A lot can change in four years, let me tell you.
You can get lost in yourself a bit. You can take a break from generating content and learn a little more what you enjoy and what you don't. You can find out the day after the anniversary of your son's death that your wife is pregnant again. You can move four times in three years.
When you finally do arrive in Japan, after a voyage through the Panama Canal and around literally half of the world, your wife will greet you along with the smiling, gorgeous, toothless face of your five-month-old daughter (we call her, affectionately and in the native parlance, Evie-chan). You might stare into both sets of eyes wistfully as you contemplate a call to service that has separated you from nine of your daughter's first twelve months. You can grow a mustache.

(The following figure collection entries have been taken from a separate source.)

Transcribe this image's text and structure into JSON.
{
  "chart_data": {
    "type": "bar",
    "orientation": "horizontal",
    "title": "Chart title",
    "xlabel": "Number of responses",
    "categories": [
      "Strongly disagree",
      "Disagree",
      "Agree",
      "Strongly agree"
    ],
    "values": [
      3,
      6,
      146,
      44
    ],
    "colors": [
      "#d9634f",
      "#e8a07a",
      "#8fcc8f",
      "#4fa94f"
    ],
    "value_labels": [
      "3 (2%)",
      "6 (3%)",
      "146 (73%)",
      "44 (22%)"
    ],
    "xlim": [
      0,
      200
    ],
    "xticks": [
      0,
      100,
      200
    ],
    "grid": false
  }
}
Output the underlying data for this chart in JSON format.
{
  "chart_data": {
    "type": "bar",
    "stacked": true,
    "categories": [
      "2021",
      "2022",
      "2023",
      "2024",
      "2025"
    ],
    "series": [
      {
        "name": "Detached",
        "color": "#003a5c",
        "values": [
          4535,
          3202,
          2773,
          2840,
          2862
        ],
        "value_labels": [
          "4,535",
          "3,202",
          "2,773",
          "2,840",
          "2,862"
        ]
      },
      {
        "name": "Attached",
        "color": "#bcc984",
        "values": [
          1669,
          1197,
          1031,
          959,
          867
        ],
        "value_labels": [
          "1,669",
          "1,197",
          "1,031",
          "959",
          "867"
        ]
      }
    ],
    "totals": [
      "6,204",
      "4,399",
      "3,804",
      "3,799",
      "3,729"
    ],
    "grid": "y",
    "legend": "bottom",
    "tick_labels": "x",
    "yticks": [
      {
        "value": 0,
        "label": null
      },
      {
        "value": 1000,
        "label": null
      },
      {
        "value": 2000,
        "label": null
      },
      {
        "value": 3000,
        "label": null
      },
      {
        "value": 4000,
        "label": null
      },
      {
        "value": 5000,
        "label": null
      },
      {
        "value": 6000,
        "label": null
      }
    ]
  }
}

You can bow out at work, unexpectedly and with great churn. You can learn to ask for help. You can find your summit. You can not be melodramatic about it.
Four years later, everyone wants to know if you still have the edge. Do you still keep up? Do you still have the fire? Do you like who you were, who you are becoming? Will you ever write again?
Heed first the warnings of Ecclesiastes: "The words of the wise are like goads, and like nails firmly fixed are the collected sayings; they are given by one Shepherd. My son, beware of anything beyond these. Of making many books there is no end, and much study is a weariness of the flesh." We should not write for the sake or love of words. My composition factory has moss on the granite.
I have seen that a writer lays down his pen like a blacksmith who has lost his hammer: the gallows are still, the chimneys are silent, and birds and mice run freely upon the hay. The neighbors whisper, "I have seen a fire in the hearth, but nobody has heard anything for some time. I wonder often if some great illness or calamity has fallen upon them. Someone should fetch the friar."
My brother is a friar. I am a wordsmith. My hands and my sinews have not forgotten the ways of the forge. I may be out of practice, but I'm a stronger and wiser man than I was four years ago.